Everyday people go to work to make a living but it is not long before that paycheck goes toward paying a living expense. Whether they are working for currency or an exchange of services, this cycle has been around forever. For some people, this may mean working a minimum wage job and barely having enough, or not enough at all, to pay bills. Should “the system” really be this way? A great number of people that hold these jobs are students. Can we, students, really afford school while only getting paid minimum wage?

As of 2013, nearly 3.3 million workers are getting paid at or below the federal minimum wage of $7.25 per hour. That might seem to be a small number, but it is pretty gross when you look at the outcome. Someone who works full time at federal minimum wage for a year would have a gross income of $13,195. Totaling up federal, state, and Social Security taxes, it is an average of 15 percent of what theymake. That is a mere net income of  $11,215, which is below the poverty line.

College is not cheap, even if you are working full time. The cost for an in-state student to attend Tech is $11,394 per year, and this only takes tuition and mandatory fees into consideration. Include books, housing, and a meal plan, the cost rises significantly to $23,028. The fact is that most college students do not work full time. This makes it impossible to attend school without some sort of financial aid or contribution.

Two years ago Pres. Obama called on Congress to raise the federal minimum wage to $10.10 per hour. Over these past two years, states across the nation have slowly increased the minimum wage requirements. Currently twenty-nine states have a minimum wage rate above the requirement.

While raising the minimum wage may not completely eradicate the problem of not being able to afford college, it helps narrow the amount that students would have to get from other sources. Not only does it help students, a raise in minimum wage is also a smart economic decision.

Almost 70 percent of our GDP comes from consumer spending. Raising the minimum wage would mean that employees take home more money. As a result, spending increases and money is put back into the economy. Companies see an increase in sales due to increased wages as a positive tool to help them grow.

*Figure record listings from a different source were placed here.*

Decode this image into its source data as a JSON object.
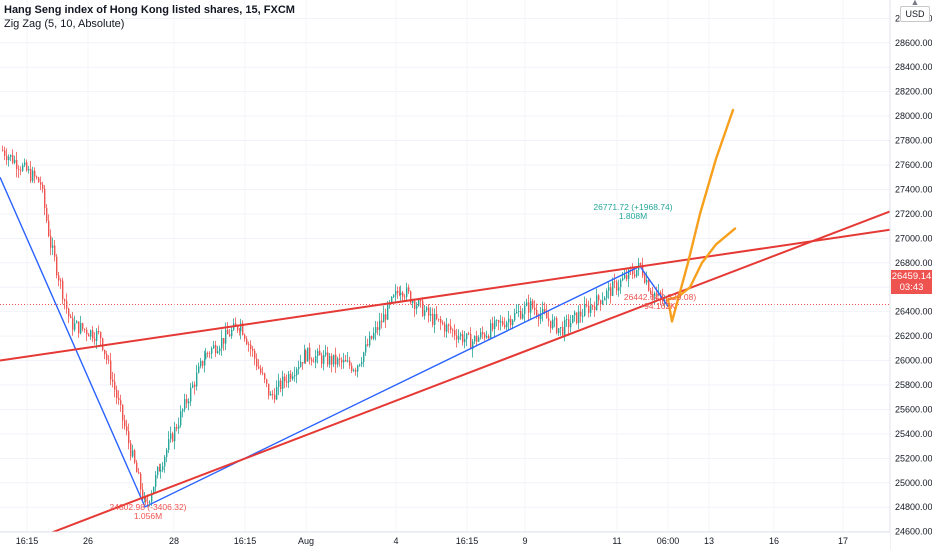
{
  "header": {
    "title": "Hang Seng index of Hong Kong listed shares, 15, FXCM",
    "indicator": "Zig Zag (5, 10, Absolute)"
  },
  "price_scale": {
    "unit": "USD",
    "current_price": "26459.14",
    "countdown": "03:43"
  },
  "colors": {
    "bull": "#26a69a",
    "bear": "#ef5350",
    "trend_red": "#e53935",
    "zigzag_blue": "#2962ff",
    "projection_orange": "#f7a01e",
    "pivot_high_label": "#26a69a",
    "pivot_low_label": "#ef5350",
    "axis_text": "#131722"
  },
  "chart_data": {
    "type": "candlestick",
    "title": "Hang Seng index of Hong Kong listed shares, 15, FXCM",
    "ylabel": "USD",
    "ylim": [
      24450,
      28950
    ],
    "y_ticks": [
      24600,
      24800,
      25000,
      25200,
      25400,
      25600,
      25800,
      26000,
      26200,
      26400,
      26600,
      26800,
      27000,
      27200,
      27400,
      27600,
      27800,
      28000,
      28200,
      28400,
      28600,
      28800
    ],
    "x_labels": [
      "16:15",
      "26",
      "28",
      "16:15",
      "Aug",
      "4",
      "16:15",
      "9",
      "11",
      "06:00",
      "13",
      "16",
      "17"
    ],
    "price_path_keypoints": [
      {
        "x": "16:15",
        "price": 27720
      },
      {
        "x": "26",
        "price": 27450
      },
      {
        "x": "26",
        "price": 26950
      },
      {
        "x": "26",
        "price": 26300
      },
      {
        "x": "26",
        "price": 26200
      },
      {
        "x": "28",
        "price": 24802.98
      },
      {
        "x": "28",
        "price": 25150
      },
      {
        "x": "28",
        "price": 26050
      },
      {
        "x": "16:15",
        "price": 26300
      },
      {
        "x": "16:15",
        "price": 25700
      },
      {
        "x": "Aug",
        "price": 26050
      },
      {
        "x": "Aug",
        "price": 25950
      },
      {
        "x": "4",
        "price": 26600
      },
      {
        "x": "4",
        "price": 26350
      },
      {
        "x": "16:15",
        "price": 26150
      },
      {
        "x": "9",
        "price": 26450
      },
      {
        "x": "9",
        "price": 26250
      },
      {
        "x": "11",
        "price": 26771.72
      },
      {
        "x": "11",
        "price": 26580
      },
      {
        "x": "06:00",
        "price": 26442.64
      }
    ],
    "zigzag": [
      {
        "x": "16:15",
        "price": 27500
      },
      {
        "x": "28",
        "price": 24802.98
      },
      {
        "x": "11",
        "price": 26771.72
      },
      {
        "x": "06:00",
        "price": 26442.64
      }
    ],
    "annotations": [
      {
        "text": "24802.98 (-3406.32)",
        "subtext": "1.056M",
        "price": 24802.98
      },
      {
        "text": "26771.72 (+1968.74)",
        "subtext": "1.808M",
        "price": 26771.72
      },
      {
        "text": "26442.64 (-329.08)",
        "subtext": "94.162K",
        "price": 26442.64
      }
    ],
    "trend_lines": [
      {
        "name": "upper",
        "from": {
          "x": "16:15",
          "price": 26000
        },
        "to": {
          "x": "17",
          "price": 27070
        }
      },
      {
        "name": "lower",
        "from": {
          "x": "26",
          "price": 24550
        },
        "to": {
          "x": "17",
          "price": 27220
        }
      }
    ],
    "projections": [
      {
        "name": "bull-path",
        "points": [
          [
            26500
          ],
          [
            26320
          ],
          [
            26560
          ],
          [
            26800
          ],
          [
            27200
          ],
          [
            27650
          ],
          [
            28050
          ]
        ]
      },
      {
        "name": "alt-path",
        "points": [
          [
            26500
          ],
          [
            26520
          ],
          [
            26600
          ],
          [
            26800
          ],
          [
            26950
          ],
          [
            27080
          ]
        ]
      }
    ]
  }
}
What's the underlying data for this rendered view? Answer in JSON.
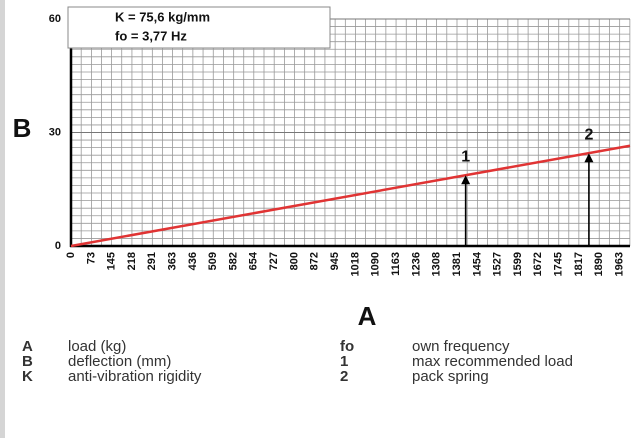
{
  "chart_data": {
    "type": "line",
    "x_label": "A",
    "y_label": "B",
    "info_box": [
      "K = 75,6 kg/mm",
      "fo = 3,77 Hz"
    ],
    "series": [
      {
        "color": "#e03434",
        "x": [
          0,
          2000
        ],
        "values": [
          0,
          26.5
        ]
      }
    ],
    "xlim": [
      0,
      2000
    ],
    "ylim": [
      0,
      60
    ],
    "xticks": [
      0,
      73,
      145,
      218,
      291,
      363,
      436,
      509,
      582,
      654,
      727,
      800,
      872,
      945,
      1018,
      1090,
      1163,
      1236,
      1308,
      1381,
      1454,
      1527,
      1599,
      1672,
      1745,
      1817,
      1890,
      1963
    ],
    "yticks": [
      0,
      30,
      60
    ],
    "markers": [
      {
        "label": "1",
        "x": 1412,
        "y": 18.7
      },
      {
        "label": "2",
        "x": 1853,
        "y": 24.5
      }
    ],
    "grid": true
  },
  "legend": [
    {
      "key": "A",
      "text": "load (kg)"
    },
    {
      "key": "B",
      "text": "deflection (mm)"
    },
    {
      "key": "K",
      "text": "anti-vibration rigidity"
    },
    {
      "key": "fo",
      "text": "own frequency"
    },
    {
      "key": "1",
      "text": "max recommended load"
    },
    {
      "key": "2",
      "text": "pack spring"
    }
  ]
}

People that oppose an increase in wages believe that it will cause lower employment rates. With companies paying their employees more, the business would only be able to sustain fewer workers. However, the spending of employees’ additional earnings raises demand and job growth.

In thirteen states that increased the minimum wage, the job growth outpaced those states that did not increase workers wages. So why not increase the minimum wage? It can only help.